The young gun from Bond University clocked a 48.60 second dash at the Australian Age Swimming Championships in Adelaide last Thursday, shaving nine milliseconds off the 16 years 100m freestyle record set by Chalmers in 2015.
Chalmers recently took home silver in the 100m freestyle at the Tokyo Olympics and is now among the world’s fastest freestyle swimmers in history.
Southam also threatened Ian Thorpe’s 1999 Australian Age record in the 200m freestyle with a fierce time of 1:46.77, just milliseconds behind the five-time Olympic gold medallist’s 1:46.00 best as a 16-year-old.
The rising star is excited to have started his Australian swimming career on similar footing as Chalmers and Thorpe but is determined to make a unique name for himself in the sport.
“It’s awesome that I’m on the same kind of trajectory as them timewise but we’ve got our different stories and I respect theirs a lot,” he said.

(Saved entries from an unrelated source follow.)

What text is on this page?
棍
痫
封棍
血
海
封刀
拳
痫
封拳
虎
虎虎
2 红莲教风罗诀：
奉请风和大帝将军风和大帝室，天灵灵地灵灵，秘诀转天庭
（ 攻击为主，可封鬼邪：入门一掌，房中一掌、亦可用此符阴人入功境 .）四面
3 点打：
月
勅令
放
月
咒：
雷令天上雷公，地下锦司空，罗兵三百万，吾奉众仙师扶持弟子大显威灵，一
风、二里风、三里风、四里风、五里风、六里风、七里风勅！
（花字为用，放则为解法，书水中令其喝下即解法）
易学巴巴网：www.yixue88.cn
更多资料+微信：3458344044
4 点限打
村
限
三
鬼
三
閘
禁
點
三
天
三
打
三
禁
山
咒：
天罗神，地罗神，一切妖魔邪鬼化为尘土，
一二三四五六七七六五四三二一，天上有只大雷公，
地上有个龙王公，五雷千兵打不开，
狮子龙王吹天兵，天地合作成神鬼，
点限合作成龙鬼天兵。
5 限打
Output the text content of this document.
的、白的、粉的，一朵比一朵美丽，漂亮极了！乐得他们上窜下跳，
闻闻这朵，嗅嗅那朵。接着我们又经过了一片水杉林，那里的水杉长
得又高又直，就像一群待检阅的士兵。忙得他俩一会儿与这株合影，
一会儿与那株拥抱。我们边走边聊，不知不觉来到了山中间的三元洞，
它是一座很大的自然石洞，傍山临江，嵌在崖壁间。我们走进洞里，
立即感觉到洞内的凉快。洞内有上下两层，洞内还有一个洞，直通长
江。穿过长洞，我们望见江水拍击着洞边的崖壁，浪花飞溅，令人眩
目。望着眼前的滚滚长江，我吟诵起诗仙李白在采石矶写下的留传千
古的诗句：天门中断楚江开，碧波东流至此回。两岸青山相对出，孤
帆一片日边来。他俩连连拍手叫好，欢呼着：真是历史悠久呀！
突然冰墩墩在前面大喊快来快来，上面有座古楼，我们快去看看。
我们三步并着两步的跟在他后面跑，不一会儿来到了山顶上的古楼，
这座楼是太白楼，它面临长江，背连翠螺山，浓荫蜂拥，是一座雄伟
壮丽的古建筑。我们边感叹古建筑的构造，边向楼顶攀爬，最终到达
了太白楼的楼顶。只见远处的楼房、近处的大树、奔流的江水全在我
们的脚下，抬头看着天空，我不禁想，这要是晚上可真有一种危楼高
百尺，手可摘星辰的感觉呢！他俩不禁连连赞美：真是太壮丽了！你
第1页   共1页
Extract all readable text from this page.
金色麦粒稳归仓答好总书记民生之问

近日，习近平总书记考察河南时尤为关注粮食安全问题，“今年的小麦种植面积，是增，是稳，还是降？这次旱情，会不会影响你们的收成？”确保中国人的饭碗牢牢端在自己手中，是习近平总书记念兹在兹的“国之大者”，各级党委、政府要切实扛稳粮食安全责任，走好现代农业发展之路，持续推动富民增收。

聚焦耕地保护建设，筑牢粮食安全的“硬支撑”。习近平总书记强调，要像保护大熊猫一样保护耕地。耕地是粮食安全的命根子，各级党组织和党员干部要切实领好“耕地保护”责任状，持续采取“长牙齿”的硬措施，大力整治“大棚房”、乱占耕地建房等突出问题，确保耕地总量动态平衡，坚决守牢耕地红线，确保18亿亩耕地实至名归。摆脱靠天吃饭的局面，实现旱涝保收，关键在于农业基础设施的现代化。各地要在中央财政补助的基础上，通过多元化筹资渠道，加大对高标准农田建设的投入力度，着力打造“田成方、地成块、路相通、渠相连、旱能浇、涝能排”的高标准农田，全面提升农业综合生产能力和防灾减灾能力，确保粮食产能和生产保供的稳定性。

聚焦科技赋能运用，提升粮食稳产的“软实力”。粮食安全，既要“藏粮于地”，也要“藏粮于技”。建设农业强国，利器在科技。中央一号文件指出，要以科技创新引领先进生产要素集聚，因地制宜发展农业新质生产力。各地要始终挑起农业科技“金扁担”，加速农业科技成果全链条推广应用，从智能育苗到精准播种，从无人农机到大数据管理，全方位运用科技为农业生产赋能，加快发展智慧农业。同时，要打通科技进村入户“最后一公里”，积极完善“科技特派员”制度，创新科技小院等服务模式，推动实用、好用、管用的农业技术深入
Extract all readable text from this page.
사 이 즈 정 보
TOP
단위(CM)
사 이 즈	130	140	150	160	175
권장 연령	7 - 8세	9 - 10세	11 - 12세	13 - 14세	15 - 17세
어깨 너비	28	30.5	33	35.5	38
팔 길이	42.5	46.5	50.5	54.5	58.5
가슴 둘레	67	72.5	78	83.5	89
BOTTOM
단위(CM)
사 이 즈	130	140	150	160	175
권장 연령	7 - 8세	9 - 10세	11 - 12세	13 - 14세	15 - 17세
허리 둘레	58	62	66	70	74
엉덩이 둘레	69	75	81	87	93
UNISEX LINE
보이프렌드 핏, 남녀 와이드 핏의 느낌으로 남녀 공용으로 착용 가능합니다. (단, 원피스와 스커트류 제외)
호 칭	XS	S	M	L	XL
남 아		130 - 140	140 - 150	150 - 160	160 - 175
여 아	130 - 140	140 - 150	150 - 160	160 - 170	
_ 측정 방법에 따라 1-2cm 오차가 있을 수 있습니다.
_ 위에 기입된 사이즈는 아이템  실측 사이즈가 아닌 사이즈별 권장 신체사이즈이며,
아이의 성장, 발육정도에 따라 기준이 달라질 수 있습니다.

“Thorpie has been my idol pretty much since I was a little kid. I would have my face glued to YouTube watching replays of him race (at the Olympics) in 2000 and 2004, so it’s pretty cool to be mentioned in the same breath as him.
“That being said I’m still sticking to my own narrative and not trying to be like anyone else.”
Southam’s National Age warm-up comes ahead of the Australian Swimming Championships where he hopes to qualify for this year’s FINA World Swimming Championships and Commonwealth Games.
He sees these international competitions as stepping stones to fulfilling the ultimate green-and-gold dream of competing at the Olympic Games in 2024.
“Age was just like a trial run for me before Open Nationals which is the trial event,” he said.
“I definitely want to make the Worlds and Commonwealth Games teams next month, which I think is achievable and a really good goal for me.
“I just want to experience as much as I can because these next two years is all just a big lead up to Paris in 2024, and that’s the end goal at the moment. That’s what we are really focusing on and training for every day.
“I want to get on that senior team and experience what it’s like to be an Australian Dolphin, and represent my club and everyone that has helped me along the way.”
The Olympic hopeful was one of 12 Bond University swimmers who competed at the Australian Age Championships and contributed to the club’s tally of 17 medals, 25 final swims and top eight placing among the best performing age-group clubs in Australia.
Bond University’s Australian Age swimming team: Caitlin Allred (16), Cyra Bender (16), Mikayla Bird (14), Gideon Burnes (16), Kody Byrne (15), Jesse Coleman (17), Jamie Doran (16), Holly Hembling (14), Joshua Hibberd (15), Milla Jansen (15), Aveline Rounsley (15), Flynn Southam (16).